It was the best kind of theatre, being at council last week when West Enders showed up to voice their concerns about the Vision council’s program to create permanent rentals, the Short Term Incentives for Rental or STIR.
Councillors tried to keep the bemusement out of their voices, but weren’t all that successful as they questioned one person after another along essentially the same lines, which was: If you’re opposed to having new rental towers built, what the heck do you think is the solution to what seem to be cyclical rental crises in the city?
Geoff Meggs was the most persistent, asking whether people think there is no rental crisis any more. (Apparently, there are some who think there is no longer a problem with rentals in the West End, in spite of the screaming for the last several years about same.)
Even Suzanne Anton, who has been critical of the STIR program from day one, pointed out quietly to one speaker — a woman who seemed to think that the solution would be to have the city subsidize rents for all the existing residents but not allow any new developments — in a low-key way that “people like it there and over time that will drive rents up.”
I’ve tried to capture some of the current debate on the STIR program in my Globe story today, but it’s a big topic with many side issues that is too big for this box.
And this council is going to have to find answers, not just for Vancouver, but for all the municipalities out there wondering what to do about what’s been a national problem for 30 years — the lack of purpose-built rental housing.
While some of the opposition was clearly unrealistic (yes! let’s ask Vancouver taxpayers to donate money so that everyone currently living in this extremely attractive area in the middle of one of the world’s most desirable cities, an area that’s walking distance to downtown, can all afford to live there at 1990 rent levels), the backlash to the city’s STIR program does raise an interesting dilemma for other cities contemplating a similar program.

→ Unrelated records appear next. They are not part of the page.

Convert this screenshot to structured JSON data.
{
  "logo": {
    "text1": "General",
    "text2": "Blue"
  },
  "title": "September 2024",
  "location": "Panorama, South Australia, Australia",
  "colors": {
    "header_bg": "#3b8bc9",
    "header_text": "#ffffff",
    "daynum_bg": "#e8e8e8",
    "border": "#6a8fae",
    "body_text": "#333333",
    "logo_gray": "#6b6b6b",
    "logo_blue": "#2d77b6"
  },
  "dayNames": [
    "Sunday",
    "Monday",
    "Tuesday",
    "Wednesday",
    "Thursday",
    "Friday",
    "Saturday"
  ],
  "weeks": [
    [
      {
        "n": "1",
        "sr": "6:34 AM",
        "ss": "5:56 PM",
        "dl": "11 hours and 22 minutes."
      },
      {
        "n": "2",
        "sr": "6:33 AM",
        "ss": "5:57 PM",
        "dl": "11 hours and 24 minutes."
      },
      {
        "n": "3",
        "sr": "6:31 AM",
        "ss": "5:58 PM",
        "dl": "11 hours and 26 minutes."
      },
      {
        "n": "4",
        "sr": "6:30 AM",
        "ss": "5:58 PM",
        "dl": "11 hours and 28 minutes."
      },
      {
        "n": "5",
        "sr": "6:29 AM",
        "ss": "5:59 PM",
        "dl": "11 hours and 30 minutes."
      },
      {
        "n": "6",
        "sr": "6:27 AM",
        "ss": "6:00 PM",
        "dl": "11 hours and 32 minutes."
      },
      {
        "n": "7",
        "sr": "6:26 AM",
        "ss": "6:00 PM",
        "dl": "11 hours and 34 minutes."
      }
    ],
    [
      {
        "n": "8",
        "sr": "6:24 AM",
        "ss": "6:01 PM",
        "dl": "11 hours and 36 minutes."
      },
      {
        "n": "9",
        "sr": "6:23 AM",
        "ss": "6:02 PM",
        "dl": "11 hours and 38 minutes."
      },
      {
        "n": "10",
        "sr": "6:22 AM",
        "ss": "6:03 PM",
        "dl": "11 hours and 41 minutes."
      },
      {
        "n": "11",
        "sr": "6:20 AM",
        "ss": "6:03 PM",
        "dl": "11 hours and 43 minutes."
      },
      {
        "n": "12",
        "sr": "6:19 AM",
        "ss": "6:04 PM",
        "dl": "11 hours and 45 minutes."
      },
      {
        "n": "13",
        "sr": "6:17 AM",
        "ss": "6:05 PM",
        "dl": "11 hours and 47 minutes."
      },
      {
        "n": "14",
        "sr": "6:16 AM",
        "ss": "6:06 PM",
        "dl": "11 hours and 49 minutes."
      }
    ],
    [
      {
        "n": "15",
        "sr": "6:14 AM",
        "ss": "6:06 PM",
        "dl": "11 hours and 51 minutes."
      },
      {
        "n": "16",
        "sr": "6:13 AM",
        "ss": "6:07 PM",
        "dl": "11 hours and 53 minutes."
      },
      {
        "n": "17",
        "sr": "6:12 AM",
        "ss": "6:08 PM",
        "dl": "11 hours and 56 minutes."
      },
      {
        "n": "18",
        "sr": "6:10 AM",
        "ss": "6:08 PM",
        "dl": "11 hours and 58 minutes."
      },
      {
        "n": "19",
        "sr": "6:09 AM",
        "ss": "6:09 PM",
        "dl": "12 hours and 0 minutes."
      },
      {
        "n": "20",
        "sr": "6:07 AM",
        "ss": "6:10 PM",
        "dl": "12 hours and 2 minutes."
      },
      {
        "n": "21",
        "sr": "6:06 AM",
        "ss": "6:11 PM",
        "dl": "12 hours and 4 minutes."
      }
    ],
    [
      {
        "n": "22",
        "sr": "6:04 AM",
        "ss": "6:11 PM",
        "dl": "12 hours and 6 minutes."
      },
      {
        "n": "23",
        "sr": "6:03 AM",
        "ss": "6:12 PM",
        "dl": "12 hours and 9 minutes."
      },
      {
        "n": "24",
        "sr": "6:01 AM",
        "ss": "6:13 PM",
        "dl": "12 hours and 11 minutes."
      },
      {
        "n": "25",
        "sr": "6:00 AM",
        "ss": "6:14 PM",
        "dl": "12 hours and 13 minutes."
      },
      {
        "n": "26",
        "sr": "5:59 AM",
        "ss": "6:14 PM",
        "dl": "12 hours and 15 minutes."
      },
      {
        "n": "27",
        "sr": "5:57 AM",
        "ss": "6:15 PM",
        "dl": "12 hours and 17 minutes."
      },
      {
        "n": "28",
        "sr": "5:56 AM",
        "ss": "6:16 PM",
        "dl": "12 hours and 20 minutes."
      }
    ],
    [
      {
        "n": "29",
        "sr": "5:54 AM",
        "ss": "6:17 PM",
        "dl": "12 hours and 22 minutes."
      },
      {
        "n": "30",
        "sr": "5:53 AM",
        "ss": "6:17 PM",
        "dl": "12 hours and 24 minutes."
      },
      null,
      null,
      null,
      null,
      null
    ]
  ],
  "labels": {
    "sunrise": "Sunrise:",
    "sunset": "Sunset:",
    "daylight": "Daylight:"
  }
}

That dilemma: Given that the city has control over very few tools to help encourage development of rental buildings, what can they use that people are willing to accept?
They can reduce or even eliminate parking. They can reduce fees. But that’s not enough to make the investment attractive for developers, compared to condos, and all the wishing in the world won’t make it so. The main thing cities can offer is density, i.e. more space to build on a lot than what is normally allowed.
But then neighbours get unhappy about that and, as we’re hearing in the West End, they want both less density and more affordability — two parts of the equation that are at odds with each other. The current towers being proposed in the West End could be required to have defined rents that are affordable to the average renter with $38,000 in income — but the city would have to give developers more density to achieve that.
The solution that I’m hearing Brent Granby from the West End Residents Association propose — if I’ve understood correctly — is to mandate inclusionary zoning, i.e. simply tell developers that they have to build in some affordable market rentals into every project. Don’t give them any density, just make it a condition of rezoning.
But … and this is a complex issue, so I’m sure my educated friends on this blog will be jumping in to add nuance to it … it’s hard to imagine Vancouver being able to do that unless most of the other municipalities did the same. I await the pro-forma numbers to roll in.
On a related topic, people have been commenting in blogs and articles that the Vision council’s aim to create market rental is going to flop because, look, the city built its own market rental apartments over the community centre at 1 Kingsway and they’re sitting empty. Since I live near there, I’ve noticed that too. I called Jerry Evans, the associate director of real-estate services at the city, to find out what’s going on.
He says that at this point, the 98 units are about 65 per cent rented out, which is approximately what they expected at this point. Evans said that, even though the city has had a list of people waiting to get in for years (the centre was supposed to be finished two years ago, but went through incredible construction delays), it always takes about six months for a new rental building to fill up. Even people who want to move in won’t give notice where they are until a building is finished; not every newcomer to the city wants to live in the area and so on. The city started advertising the units in January, when the centre opened.
The building is renting at slightly higher rates than what’s the norm for this area, with its 60s-era walk-ups, but it’s $2 a foot, which apparently is considered reasonable for new construction in Vancouver.
For those who don’t know, this is the only building that the city has built with its own market rental apartments included. The whole concept was the brainchild of former real-estate director Brent Maitland and housing-centre director Cameron Gray, who were desperate for ways to create some market rental in the city — something that private developers abandoned in the 1970s, when the federal government took away several tax advantages connected to rental developments.